Give Customers Control over How They Participate in the Community
This is the third best practices in the series for improving customer service through community-based collaboration. My previous post treated two industry best practices but if you're yet to read them, you can catch the previous post here:
Enterprise 2.0 Best Pratice 2#:Promote Community Conversations into Knowledge Assets
Enterprise 2.0 Best Pratice 1#:Recognize and Reward Community Contributions
Jason Hekl highlighted a very interesting point in his Conversational Knowledge pertaining to customer control and authority, read along.
The increasing growth of social media has created new expectations for personalization and flexibility in the way people interact with online content. The quest for anywhere access by users has also led to the incorporation mobile access to contextually relevant information through methods of choosing email subscriptions, RSS feeds, shared bookmarks, and many more social media tools.
Customers would like to be on top of their game if given the chance as such applying granular levels of personalization in collaborative knowledge environments encourages customer participation simply by making desired information more accessible. In customer service scenarios where users are more directed and specific with their objectives, every second saved boosts customer satisfaction with the support experience.
Suggest topics to your users, based on the products they use, and interests they have identified in the past. Save a "My Topics" list for user-initiated discussions and highlight which threads have been updated since the user's last visit, eliminating the need to manually check the site for new posts.
Allow users assign email alerts to their content subscriptions to enable them receive notifications when new responses are posted. Extend subscriptions across discussion forums and the knowledgebase, and provide users with the flexibility to subscribe by topic, content category, author, and discussion.

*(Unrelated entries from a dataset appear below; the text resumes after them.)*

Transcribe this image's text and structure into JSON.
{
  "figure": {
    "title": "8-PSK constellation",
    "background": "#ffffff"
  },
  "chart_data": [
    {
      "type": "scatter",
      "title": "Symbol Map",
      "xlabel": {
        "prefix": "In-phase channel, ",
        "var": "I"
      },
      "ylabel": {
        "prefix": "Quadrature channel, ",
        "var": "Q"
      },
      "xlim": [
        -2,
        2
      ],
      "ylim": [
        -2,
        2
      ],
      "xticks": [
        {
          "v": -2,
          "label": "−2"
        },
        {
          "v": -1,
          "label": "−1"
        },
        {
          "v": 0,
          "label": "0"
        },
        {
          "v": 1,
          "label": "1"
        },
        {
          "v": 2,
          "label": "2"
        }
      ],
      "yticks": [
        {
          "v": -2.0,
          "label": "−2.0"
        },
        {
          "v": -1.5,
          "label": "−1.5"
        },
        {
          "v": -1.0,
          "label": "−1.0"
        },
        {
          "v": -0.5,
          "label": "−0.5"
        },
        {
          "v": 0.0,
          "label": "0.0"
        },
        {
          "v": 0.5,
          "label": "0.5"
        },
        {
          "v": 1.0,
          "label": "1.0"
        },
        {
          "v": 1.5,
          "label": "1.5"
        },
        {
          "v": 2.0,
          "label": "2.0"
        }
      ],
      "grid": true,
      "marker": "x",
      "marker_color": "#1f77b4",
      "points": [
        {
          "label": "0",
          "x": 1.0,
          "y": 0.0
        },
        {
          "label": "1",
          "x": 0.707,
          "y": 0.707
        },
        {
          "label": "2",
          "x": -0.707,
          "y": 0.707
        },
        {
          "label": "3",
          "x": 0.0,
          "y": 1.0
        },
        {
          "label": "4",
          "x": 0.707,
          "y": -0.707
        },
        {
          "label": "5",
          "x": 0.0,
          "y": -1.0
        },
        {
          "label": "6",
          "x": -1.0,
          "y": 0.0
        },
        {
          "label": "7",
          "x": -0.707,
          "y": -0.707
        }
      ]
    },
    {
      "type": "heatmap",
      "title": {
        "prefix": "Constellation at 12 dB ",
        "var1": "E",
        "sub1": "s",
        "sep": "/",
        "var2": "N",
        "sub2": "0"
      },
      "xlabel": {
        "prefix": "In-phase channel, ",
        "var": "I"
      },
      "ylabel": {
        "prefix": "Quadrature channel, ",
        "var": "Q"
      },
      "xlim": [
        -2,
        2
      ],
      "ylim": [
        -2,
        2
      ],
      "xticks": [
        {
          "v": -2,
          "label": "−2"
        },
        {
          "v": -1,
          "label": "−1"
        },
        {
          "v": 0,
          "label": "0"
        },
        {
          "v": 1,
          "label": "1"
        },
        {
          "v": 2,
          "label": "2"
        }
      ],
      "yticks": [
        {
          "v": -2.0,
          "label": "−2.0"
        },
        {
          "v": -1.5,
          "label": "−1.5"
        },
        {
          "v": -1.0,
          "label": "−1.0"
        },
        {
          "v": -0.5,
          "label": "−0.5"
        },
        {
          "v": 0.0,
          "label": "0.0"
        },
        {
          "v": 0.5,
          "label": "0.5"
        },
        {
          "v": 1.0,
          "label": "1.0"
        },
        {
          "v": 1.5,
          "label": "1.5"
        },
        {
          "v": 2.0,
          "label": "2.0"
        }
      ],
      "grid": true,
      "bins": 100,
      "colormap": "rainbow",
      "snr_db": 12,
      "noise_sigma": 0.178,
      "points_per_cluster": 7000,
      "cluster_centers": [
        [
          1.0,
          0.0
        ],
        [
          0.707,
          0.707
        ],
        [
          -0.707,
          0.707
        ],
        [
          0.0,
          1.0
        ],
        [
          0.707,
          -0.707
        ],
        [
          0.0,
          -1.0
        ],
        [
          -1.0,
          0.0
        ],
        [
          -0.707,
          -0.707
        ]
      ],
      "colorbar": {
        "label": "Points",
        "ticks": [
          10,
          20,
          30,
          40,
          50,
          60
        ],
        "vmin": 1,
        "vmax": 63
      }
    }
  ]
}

Provide custom RSS feeds for each subscription, and for searches containing specific phrases or keywords. Track user participation in the forums and maintain an access history so customers can quickly revisit forums and topics that interested them in the past, and highlight which information has been read, not read, or posted new since the last visit. Focus not on how to push content to your customer community, but more on how to enable that community to pull the information they need in the way that makes the most sense to each individual participant.